Von Sabine KlomfaßRSS-Newsfeed neuer Artikel von Sabine Klomfaß

Besprochene Bücher / Literaturhinweise

New York, Ende Juli, so gegen sieben Uhr. "Ganz in der Nähe tobte Hurrikan Alan und die Luft war zäh und schwül." Ein Pole sitzt am Straßenrand vor einem Café und trinkt: "Nach dem ersten Scotch dachte ich, es wäre gut, nach drinnen umzuziehen, wo es angenehm kühl sein musste, doch nach dem dritten war es mir egal." Die New Yorker Gesellschaft hastet vorbei, Rollschuhfahrer, elegant gekleidete Paare, die in die Metropolitan eilen, Touristen, Transvestiten und Prostituierte. Ein Mann setzt sich hinzu, der auf den ersten Blick ganz normal aussieht, sich auf den zweiten als ein "Landsmann" herausstellt, und dann beginnt die Geschichte, märchenhaft, schnell und verschachtelt. Da ist zunächst besagter Landsmann, er heißt Kuba und ist die eigentliche Hauptperson der Erzählung, die er dem Polen im New Yorker Café erzählt. Aber er erzählt auch, dass er den anderen immer wieder zuhören muss, wie die wiederum ihre Geschichten erzählen. Das Buch funktioniert wie ein Jazz-Klassiker, bei dem immer wieder andere Menschen kurze Soli spielen, aber der eine, Kuba, dann doch wieder die Führung übernimmt.
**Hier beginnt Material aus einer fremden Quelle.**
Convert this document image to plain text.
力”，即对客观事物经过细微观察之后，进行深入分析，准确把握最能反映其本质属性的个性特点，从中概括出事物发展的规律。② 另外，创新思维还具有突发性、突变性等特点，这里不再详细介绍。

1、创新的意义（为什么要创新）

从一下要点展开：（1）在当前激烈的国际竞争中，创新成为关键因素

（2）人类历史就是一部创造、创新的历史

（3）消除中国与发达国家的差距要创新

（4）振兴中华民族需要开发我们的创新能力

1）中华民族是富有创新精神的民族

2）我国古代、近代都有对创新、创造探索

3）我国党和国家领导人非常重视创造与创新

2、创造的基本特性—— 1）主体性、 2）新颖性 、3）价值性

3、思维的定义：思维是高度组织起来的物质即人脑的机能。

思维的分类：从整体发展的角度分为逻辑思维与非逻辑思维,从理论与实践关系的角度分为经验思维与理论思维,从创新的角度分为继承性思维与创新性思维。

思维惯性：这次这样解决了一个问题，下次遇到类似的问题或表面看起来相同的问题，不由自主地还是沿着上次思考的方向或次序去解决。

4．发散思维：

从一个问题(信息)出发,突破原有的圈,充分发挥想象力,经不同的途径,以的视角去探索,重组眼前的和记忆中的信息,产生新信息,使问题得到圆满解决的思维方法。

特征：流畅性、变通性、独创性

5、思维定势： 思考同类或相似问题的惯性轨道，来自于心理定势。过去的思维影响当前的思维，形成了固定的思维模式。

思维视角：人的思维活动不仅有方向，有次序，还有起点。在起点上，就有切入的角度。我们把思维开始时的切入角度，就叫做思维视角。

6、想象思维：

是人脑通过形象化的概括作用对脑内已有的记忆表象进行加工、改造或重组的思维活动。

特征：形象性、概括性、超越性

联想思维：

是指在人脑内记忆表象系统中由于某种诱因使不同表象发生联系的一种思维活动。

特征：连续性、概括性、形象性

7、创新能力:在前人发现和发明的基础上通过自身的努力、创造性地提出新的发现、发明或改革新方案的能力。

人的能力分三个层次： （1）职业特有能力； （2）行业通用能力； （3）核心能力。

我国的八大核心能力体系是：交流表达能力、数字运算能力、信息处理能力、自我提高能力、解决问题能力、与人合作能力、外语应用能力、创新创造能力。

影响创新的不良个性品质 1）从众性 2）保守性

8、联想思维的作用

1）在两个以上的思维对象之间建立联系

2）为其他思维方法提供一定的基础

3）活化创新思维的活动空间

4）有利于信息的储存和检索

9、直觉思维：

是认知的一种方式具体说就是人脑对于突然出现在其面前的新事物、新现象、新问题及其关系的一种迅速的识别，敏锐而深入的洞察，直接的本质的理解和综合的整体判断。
Es macht wenig Sinn, den Handlungsverlauf des Buches zu erzählen, jedenfalls solange nicht, bis man selbst den dritten Scotch getrunken hat - oder mehr. Es geht um eine Lotterie, an der man teilnimmt, wenn man eine der perfekten Unterhosen des Stardesigners J. J. Caine gekauft hat. Der einzige Hauptgewinn dieser Lotterie besteht in einer Anstellung als Hausmeister auf dem Caine'schen Anwesen mit einem enormen Verdienst. Dies bedeutet für Polen in den USA die Greencard und ist daher mehr wert als ein schlichter Geldgewinn. Aber Caine stirbt, Kuba gewinnt den Job, und dann geht es schneller, als man nacherzählen kann. Daher muss das Folgende reichen, um den Rest der Geschichte zu rekonstruieren: Eine Tochter ohne Körper in einem Sack, eine dicke Köchin als Verlobte, ein weibliches Schwein namens Sonia als Geliebte von Caine und Leckerbissen für Kubas Hochzeit, eine konservierte Mutter, der die Energie ausgeht, ein homosexueller Assistent, ein Diamanten fressender Pudel, und alle laufen sie, rauben, saufen und raufen sich wieder zusammen. Kuba "füllte die Gläser nach und wir tranken aus. Er glatt, ich unglücklich." Irgendwie hat die Geschichte auch ein Happy End, wenn Kuba schließlich doch reich wird, weil der Pudel nach und nach einen Diamanten ausscheidet. Was er jetzt vorhabe, fragt ihn der andere Pole. Kuba antwortet: "Als ich schon gepflügt und gesät hatte, dachte ich anfangs, dass ich einen Alkoholladen in Greenpoint aufmachen oder nach Polen fahren könnte und bei den Präsidentschaftswahlen antreten. Aber auf dem Laptop der Köchin ging eine E-Mail ein, ich solle eine Hausverwaltung in New York übernehmen. Na, da richtete ich diesen Rolls-Royce her, montierte einen Anhänger daran, lud den Pflug auf, die Köchin und die Kinder und jetzt bin ich gerade angekommen."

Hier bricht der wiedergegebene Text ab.